Walking into a theatre to watch an epic adventure romance, one expects certain criteria to be met, namely that there's scope, action and a little pull on the heartstrings. The Four Feathers certainly tries, but it just can't quite deliver on any of these elements.

The movie's ostensible theme that redemption is possible by facing one's fears is admirable and universal, and that most of the action takes place in the desert realms of the Sudan makes it timely—you can't help but think of Afghanistan. It must have looked great on paper.

The individual elements are terrific. The story, which pits the British against a maniacal Muslim messiah, should resonate with most Americans. The photography is stunning. The acting is generally good with Wes Bentley as the standout. Even the music is notable. So why did all these great elements get muddled into a big fat bore?

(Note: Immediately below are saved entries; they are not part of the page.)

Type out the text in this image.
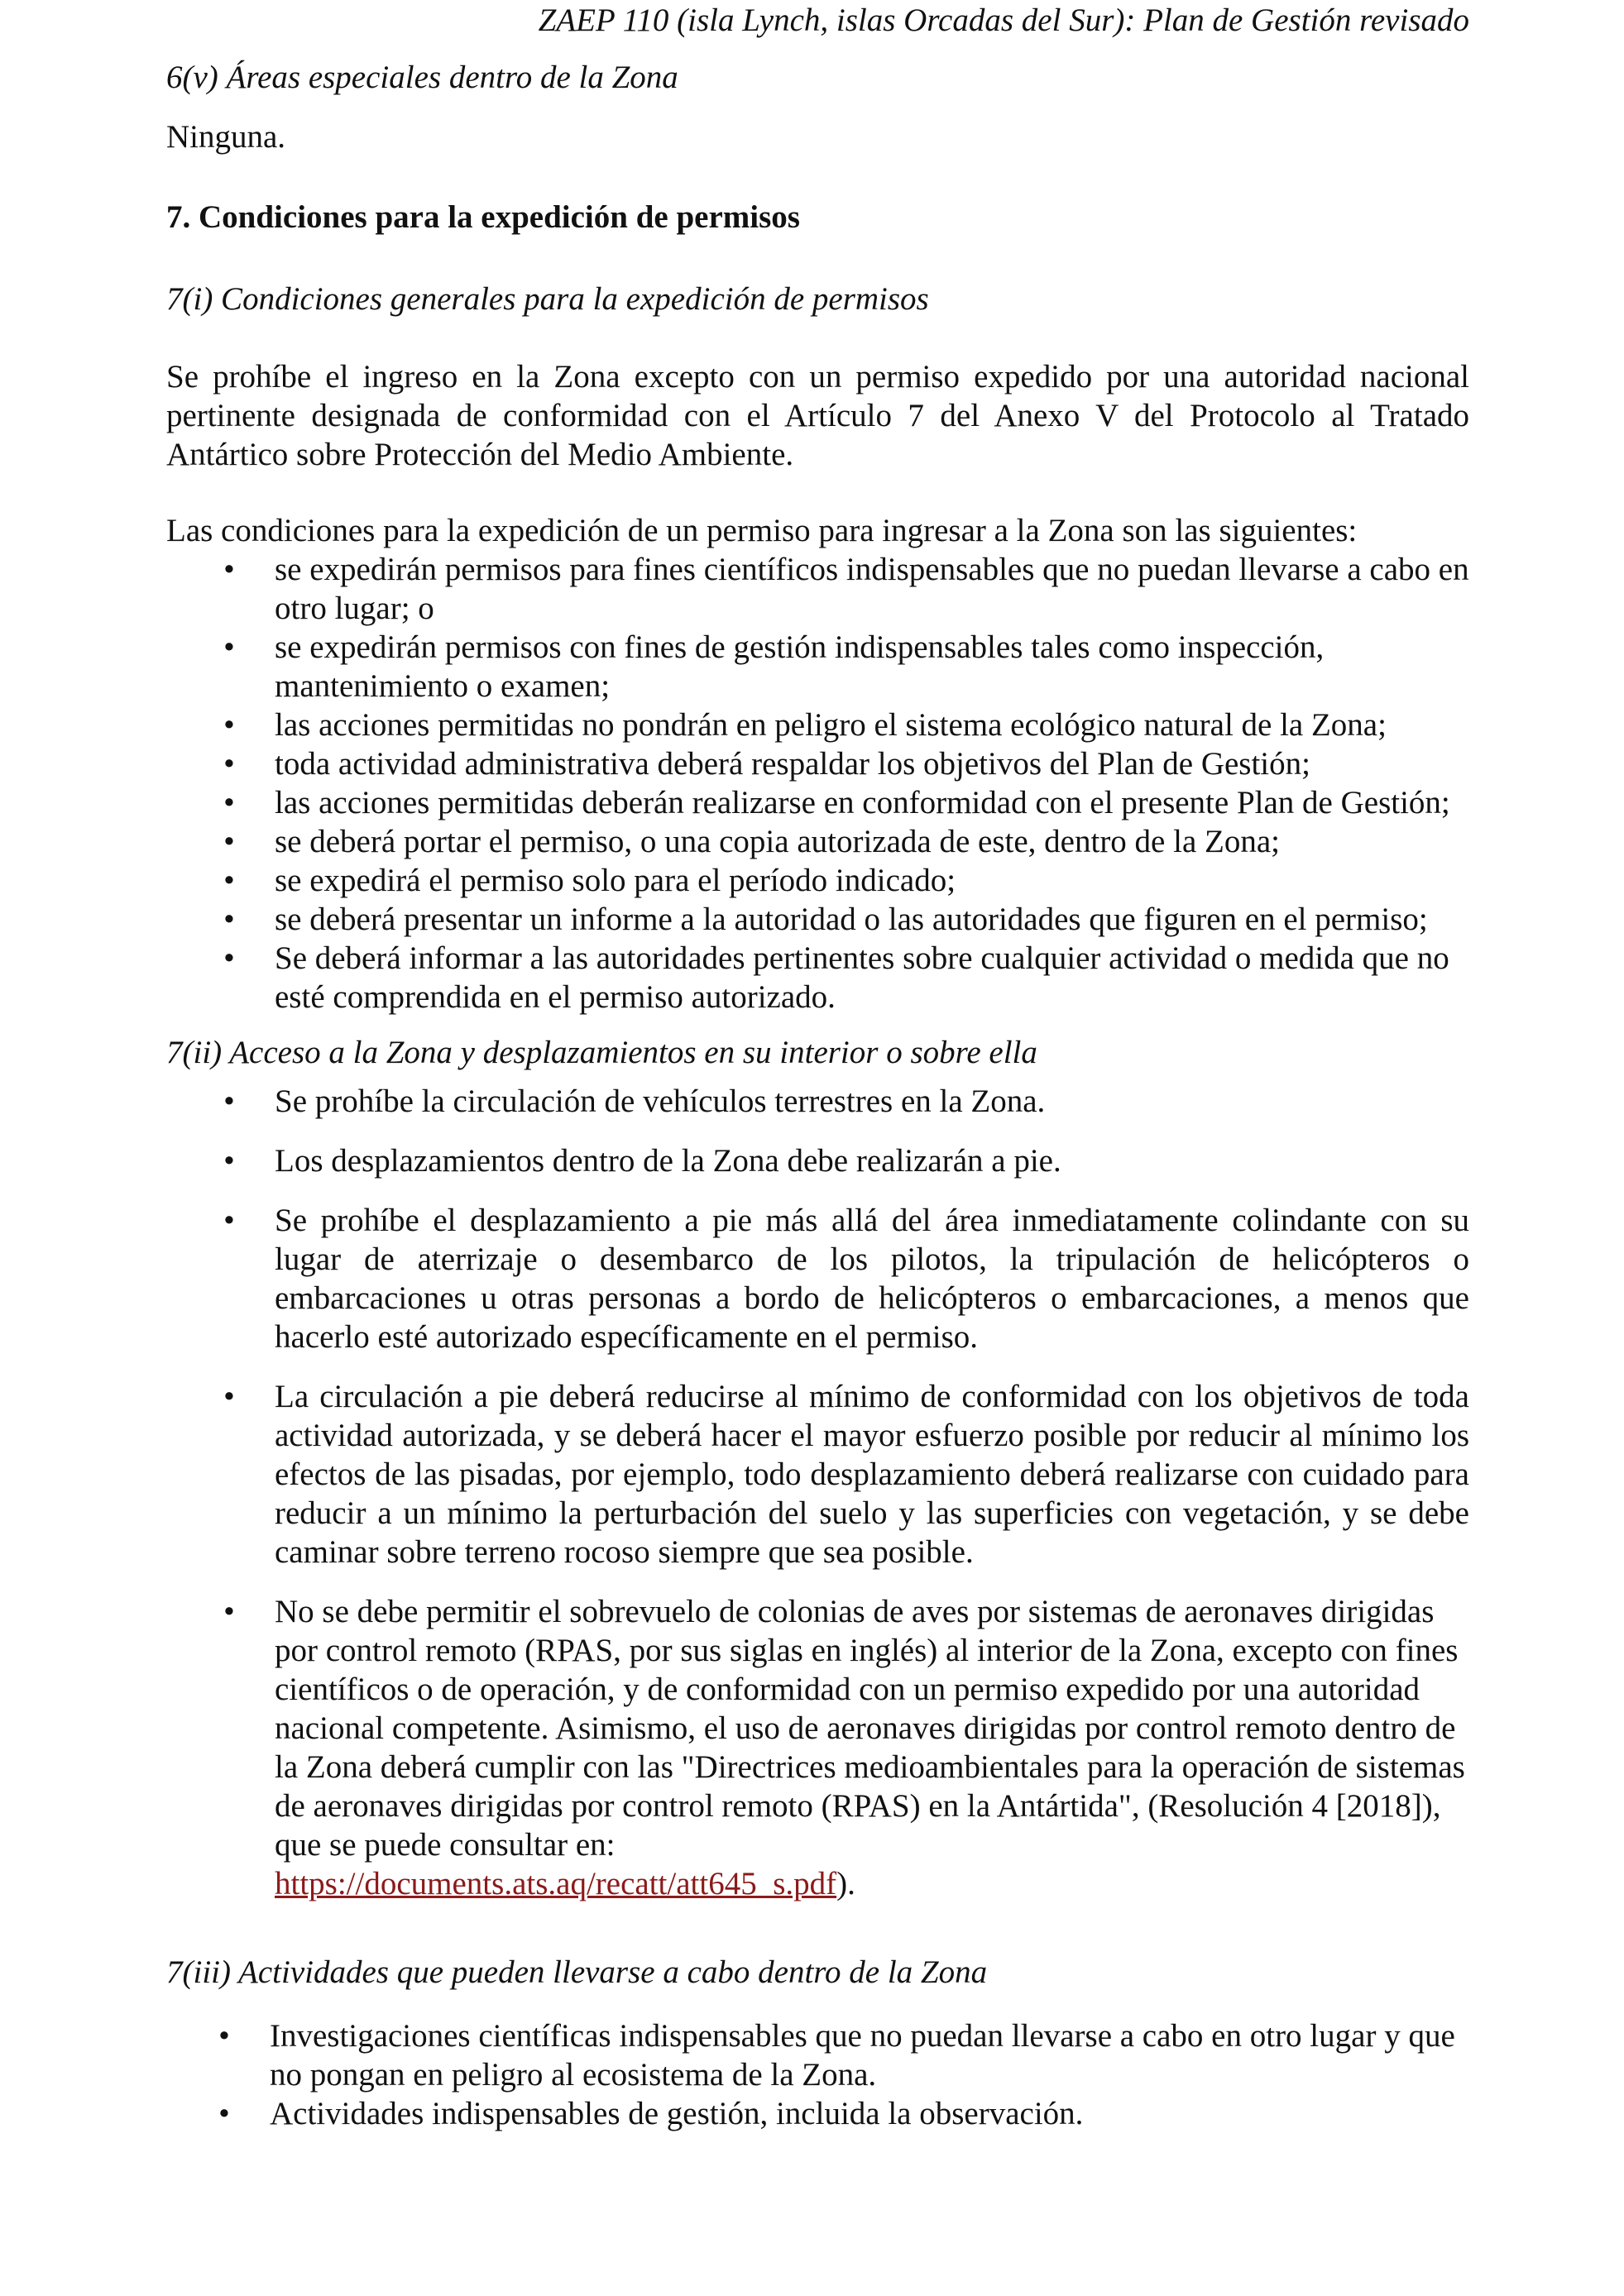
ZAEP 110 (isla Lynch, islas Orcadas del Sur): Plan de Gestión revisado

6(v) Áreas especiales dentro de la Zona

Ninguna.

7. Condiciones para la expedición de permisos

7(i) Condiciones generales para la expedición de permisos

Se prohíbe el ingreso en la Zona excepto con un permiso expedido por una autoridad nacional pertinente designada de conformidad con el Artículo 7 del Anexo V del Protocolo al Tratado Antártico sobre Protección del Medio Ambiente.

Las condiciones para la expedición de un permiso para ingresar a la Zona son las siguientes:

• se expedirán permisos para fines científicos indispensables que no puedan llevarse a cabo en otro lugar; o
• se expedirán permisos con fines de gestión indispensables tales como inspección, mantenimiento o examen;
• las acciones permitidas no pondrán en peligro el sistema ecológico natural de la Zona;
• toda actividad administrativa deberá respaldar los objetivos del Plan de Gestión;
• las acciones permitidas deberán realizarse en conformidad con el presente Plan de Gestión;
• se deberá portar el permiso, o una copia autorizada de este, dentro de la Zona;
• se expedirá el permiso solo para el período indicado;
• se deberá presentar un informe a la autoridad o las autoridades que figuren en el permiso;
• Se deberá informar a las autoridades pertinentes sobre cualquier actividad o medida que no esté comprendida en el permiso autorizado.

7(ii) Acceso a la Zona y desplazamientos en su interior o sobre ella

• Se prohíbe la circulación de vehículos terrestres en la Zona.
• Los desplazamientos dentro de la Zona debe realizarán a pie.
• Se prohíbe el desplazamiento a pie más allá del área inmediatamente colindante con su lugar de aterrizaje o desembarco de los pilotos, la tripulación de helicópteros o embarcaciones u otras personas a bordo de helicópteros o embarcaciones, a menos que hacerlo esté autorizado específicamente en el permiso.
• La circulación a pie deberá reducirse al mínimo de conformidad con los objetivos de toda actividad autorizada, y se deberá hacer el mayor esfuerzo posible por reducir al mínimo los efectos de las pisadas, por ejemplo, todo desplazamiento deberá realizarse con cuidado para reducir a un mínimo la perturbación del suelo y las superficies con vegetación, y se debe caminar sobre terreno rocoso siempre que sea posible.
• No se debe permitir el sobrevuelo de colonias de aves por sistemas de aeronaves dirigidas por control remoto (RPAS, por sus siglas en inglés) al interior de la Zona, excepto con fines científicos o de operación, y de conformidad con un permiso expedido por una autoridad nacional competente. Asimismo, el uso de aeronaves dirigidas por control remoto dentro de la Zona deberá cumplir con las "Directrices medioambientales para la operación de sistemas de aeronaves dirigidas por control remoto (RPAS) en la Antártida", (Resolución 4 [2018]), que se puede consultar en:
https://documents.ats.aq/recatt/att645_s.pdf).

7(iii) Actividades que pueden llevarse a cabo dentro de la Zona

• Investigaciones científicas indispensables que no puedan llevarse a cabo en otro lugar y que no pongan en peligro al ecosistema de la Zona.
• Actividades indispensables de gestión, incluida la observación.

The fundamental problem is the script by Michael Schiffer and Hossein Amini. The story starts out well enough with Lt. Harry Faversham (Heath Ledger), Lt. Jack Durrance (Bentley) and their three friends enjoying easy duty in England with the Royal Cumbrians Regiment. All is well, the friends tease each other, play rugby and train endlessly for action. Then it is announced that the Cumbrians are being shipped out to the Sudan, and Harry—who we later learn never wanted to be in the army—resigns his commission. His friends are shocked and brand him a coward, delivering three feathers of cowardice to him. Jack is the only hold out, which from a narrative point of view is problematic, since that means Harry has nothing to prove to Jack. The fourth feather comes later from Harry's fiancée played by the ever-lovely Kate Hudson. The unit moves out, Harry feels guilty, follows them to Sudan hoping to redeem himself somehow.

It's when the action moves to Africa that the picture really nosedives. The action sequences either aren't necessary or don't work—particularly the big set piece battle—and Harry is continuously helped by a deus ex machina in the form of Djimon Hounsou, a native spirit guide, instead of having to rely on his own wits and cunning.

But the problem with The Four Feathers is more fundamental than a muddled plot. You just don't care about any of the characters because you have no idea what their motivations are. When Harry tells his fiancée—herself the daughter of a decorated military officer—that he has resigned she is upset, but Harry's reaction is muted as is hers. It's as if he's just told her he broke a favorite vase. In the earlier screen adaptations of the A.E.W. Mason novel, this was the motivation for Harry to go to Africa to redeem himself. He can bear being shunned by his comrades, but he can't bear to lose his future wife. In the current version, the motivation is more internal, more abstract, and thus less focused. Sort of the way the whole movie feels.